Le gouvernement péroniste actuel, mené par Alberto Fernández, a rétabli ces taxes à l’export des céréales dès le début de son mandat, en décembre. L’État ponctionne sa part on line auprès d’un nombre réduit d’exportateurs sitôt que ceux-ci notifient leurs contrats au système informatique douanier, qui répercutent le coût de ladite taxe sur leur prix d’achat aux céréaliers qui in fine en font les frais. Un système qui concerne à ce jour 25 produits agricoles (le soja surtout, mais aussi les céréales, le tournesol, les viandes bovine, aviaire et porcine, la cacahuète, le lait en poudre, etc.). Il augmente sévèrement le niveau de la taxe sur chaque tonne de soja exportée ainsi que sur les tourteaux et l’huile de soja, à 33 % - alors que la taxe prélevée sur ce produit à l’export était de 26 % sous le gouvernement de Mauricio Macri - et il rétablit celle-ci à un niveau de 12 % pour le blé et le maïs.

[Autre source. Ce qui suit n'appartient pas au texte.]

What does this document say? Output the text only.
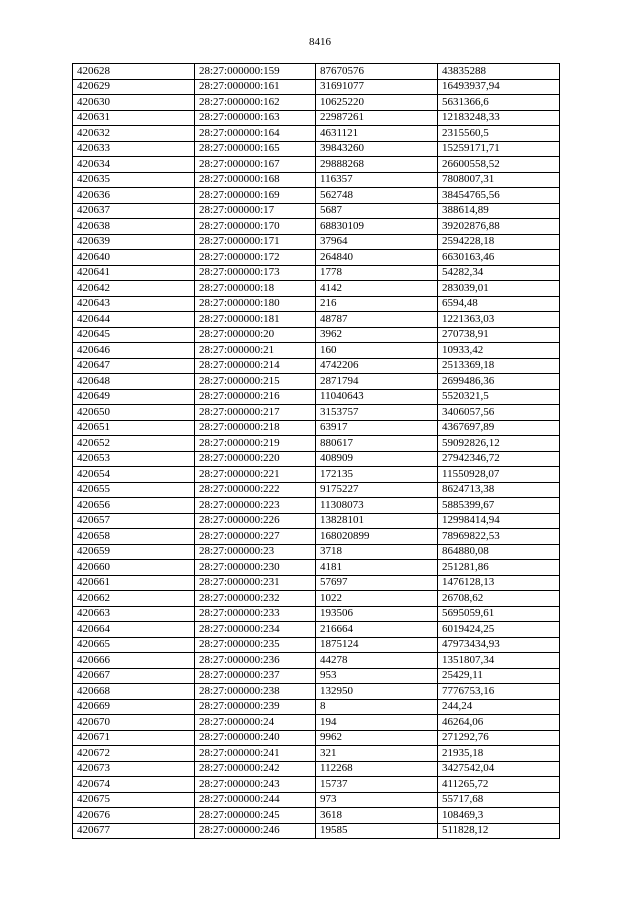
8416
420628	28:27:000000:159	87670576	43835288
420629	28:27:000000:161	31691077	16493937,94
420630	28:27:000000:162	10625220	5631366,6
420631	28:27:000000:163	22987261	12183248,33
420632	28:27:000000:164	4631121	2315560,5
420633	28:27:000000:165	39843260	15259171,71
420634	28:27:000000:167	29888268	26600558,52
420635	28:27:000000:168	116357	7808007,31
420636	28:27:000000:169	562748	38454765,56
420637	28:27:000000:17	5687	388614,89
420638	28:27:000000:170	68830109	39202876,88
420639	28:27:000000:171	37964	2594228,18
420640	28:27:000000:172	264840	6630163,46
420641	28:27:000000:173	1778	54282,34
420642	28:27:000000:18	4142	283039,01
420643	28:27:000000:180	216	6594,48
420644	28:27:000000:181	48787	1221363,03
420645	28:27:000000:20	3962	270738,91
420646	28:27:000000:21	160	10933,42
420647	28:27:000000:214	4742206	2513369,18
420648	28:27:000000:215	2871794	2699486,36
420649	28:27:000000:216	11040643	5520321,5
420650	28:27:000000:217	3153757	3406057,56
420651	28:27:000000:218	63917	4367697,89
420652	28:27:000000:219	880617	59092826,12
420653	28:27:000000:220	408909	27942346,72
420654	28:27:000000:221	172135	11550928,07
420655	28:27:000000:222	9175227	8624713,38
420656	28:27:000000:223	11308073	5885399,67
420657	28:27:000000:226	13828101	12998414,94
420658	28:27:000000:227	168020899	78969822,53
420659	28:27:000000:23	3718	864880,08
420660	28:27:000000:230	4181	251281,86
420661	28:27:000000:231	57697	1476128,13
420662	28:27:000000:232	1022	26708,62
420663	28:27:000000:233	193506	5695059,61
420664	28:27:000000:234	216664	6019424,25
420665	28:27:000000:235	1875124	47973434,93
420666	28:27:000000:236	44278	1351807,34
420667	28:27:000000:237	953	25429,11
420668	28:27:000000:238	132950	7776753,16
420669	28:27:000000:239	8	244,24
420670	28:27:000000:24	194	46264,06
420671	28:27:000000:240	9962	271292,76
420672	28:27:000000:241	321	21935,18
420673	28:27:000000:242	112268	3427542,04
420674	28:27:000000:243	15737	411265,72
420675	28:27:000000:244	973	55717,68
420676	28:27:000000:245	3618	108469,3
420677	28:27:000000:246	19585	511828,12
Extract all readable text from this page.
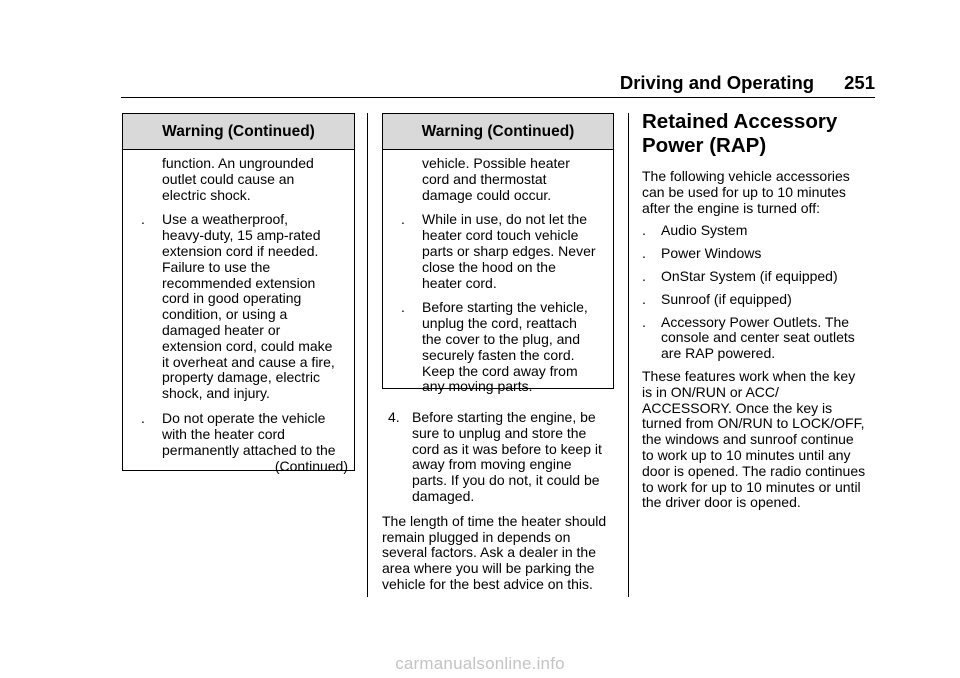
Driving and Operating 251
Warning (Continued)

function. An ungrounded
outlet could cause an
electric shock.

. Use a weatherproof,
heavy-duty, 15 amp-rated
extension cord if needed.
Failure to use the
recommended extension
cord in good operating
condition, or using a
damaged heater or
extension cord, could make
it overheat and cause a fire,
property damage, electric
shock, and injury.
. Do not operate the vehicle
with the heater cord
permanently attached to the
(Continued)
Warning (Continued)

vehicle. Possible heater
cord and thermostat
damage could occur.

. While in use, do not let the
heater cord touch vehicle
parts or sharp edges. Never
close the hood on the
heater cord.
. Before starting the vehicle,
unplug the cord, reattach
the cover to the plug, and
securely fasten the cord.
Keep the cord away from
any moving parts.
4. Before starting the engine, be
sure to unplug and store the
cord as it was before to keep it
away from moving engine
parts. If you do not, it could be
damaged.

The length of time the heater should
remain plugged in depends on
several factors. Ask a dealer in the
area where you will be parking the
vehicle for the best advice on this.

Retained Accessory
Power (RAP)

The following vehicle accessories
can be used for up to 10 minutes
after the engine is turned off:

. Audio System
. Power Windows
. OnStar System (if equipped)
. Sunroof (if equipped)
. Accessory Power Outlets. The
console and center seat outlets
are RAP powered.

These features work when the key
is in ON/RUN or ACC/
ACCESSORY. Once the key is
turned from ON/RUN to LOCK/OFF,
the windows and sunroof continue
to work up to 10 minutes until any
door is opened. The radio continues
to work for up to 10 minutes or until
the driver door is opened.

carmanualsonline.info
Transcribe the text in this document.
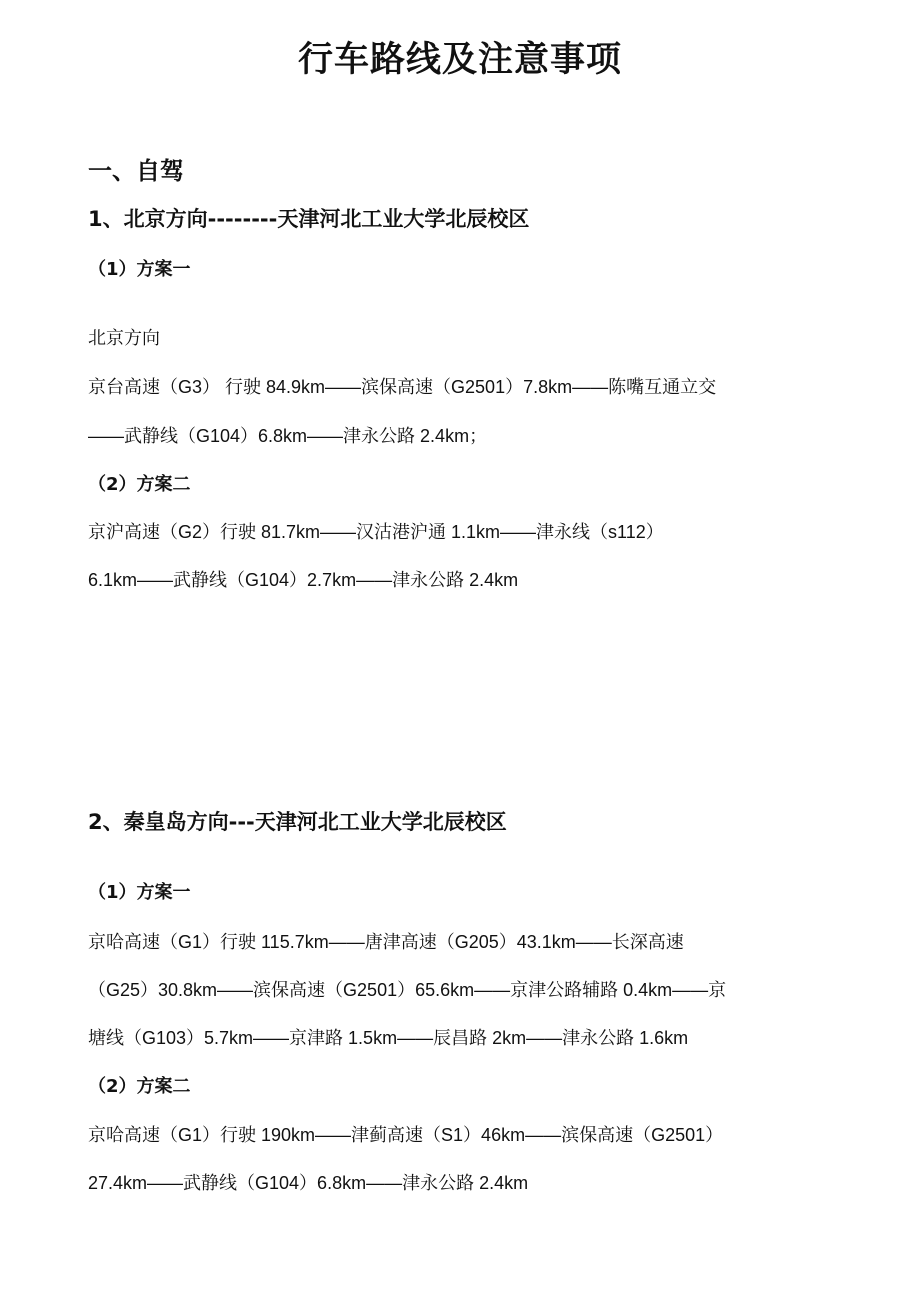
行车路线及注意事项
一、自驾
1、北京方向--------天津河北工业大学北辰校区
（1）方案一
北京方向
京台高速（G3） 行驶 84.9km——滨保高速（G2501）7.8km——陈嘴互通立交
——武静线（G104）6.8km——津永公路 2.4km；
（2）方案二
京沪高速（G2）行驶 81.7km——汉沽港沪通 1.1km——津永线（s112）
6.1km——武静线（G104）2.7km——津永公路 2.4km
2、秦皇岛方向---天津河北工业大学北辰校区
（1）方案一
京哈高速（G1）行驶 115.7km——唐津高速（G205）43.1km——长深高速
（G25）30.8km——滨保高速（G2501）65.6km——京津公路辅路 0.4km——京
塘线（G103）5.7km——京津路 1.5km——辰昌路 2km——津永公路 1.6km
（2）方案二
京哈高速（G1）行驶 190km——津蓟高速（S1）46km——滨保高速（G2501）
27.4km——武静线（G104）6.8km——津永公路 2.4km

Une sole de blé pénalisée, interrogations en soja et maïs
L’impact du retour de la taxe à la douane sur la sole de blé argentine 2020/2021 a été immédiat : après cinq ans de progression continue, elle a été freinée autour de 6,5 Mha.
« Pour la culture du soja, nous saurons qu’elle sera l’incidence de l’augmentation de la taxe à l’export cet été [austral]. L’évolution des cours du soja et du maïs va également peser dans la décision de consacrer telle ou telle surface à l’une ou l’autre de ces deux cultures d’été », indique Jorge Chemes, le président des Confédérations rurales argentines, qui avait appelé à une grève, en mars dernier, lorsque furent rétablies les taxes sur les céréales.
Une Pac argentine sans aide et sans taxe
Jorge Chemes prône leur élimination mais il est conscient des besoins financiers d’un État, confronté au paiement d’une lourde dette extérieure et à la crise sanitaire du Covid-19 qui a frappé de plein fouet une économie fragile. « Entre 70 et 75 % du budget national provient du secteur agricole et cet apport est capté pour moitié par les taxes à l’export », affirme-t-il. « Nous souhaitons l’élimination de ces taxes sur le long terme, mais vu le contexte actuel, nous ne pouvons exiger davantage qu’une baisse graduelle de 5 % par an de la taxe sur les embarquements de soja », avoue-t-il.
« Sans ces taxes, l’Argentine produirait non pas 50 Mt de soja par an, mais 70 Mt depuis belle lurette », opine Gustavo Idígoras, le directeur de la Chambre argentine des exportateurs de céréales. Cet ancien attaché agricole de l’Argentine auprès de l’UE est l’un des cerveaux du nouveau Conseil agro-industriel argentin qui a pour objet de « fonder une Pac argentine sans subvention à l’exploitant mais sans taxe à l’export non plus, ce qui boosterait toutes les filières agricoles et permettrait une collecte d’impôts internes tels que l’impôt sur le revenu et l’IVA [Impuesto al Valor Agregado, soit l’équivalent de la TVA française, NDLR], bien plus importante que celle tirée des taxes à l’export de grains », explique Gustavo Idígoras.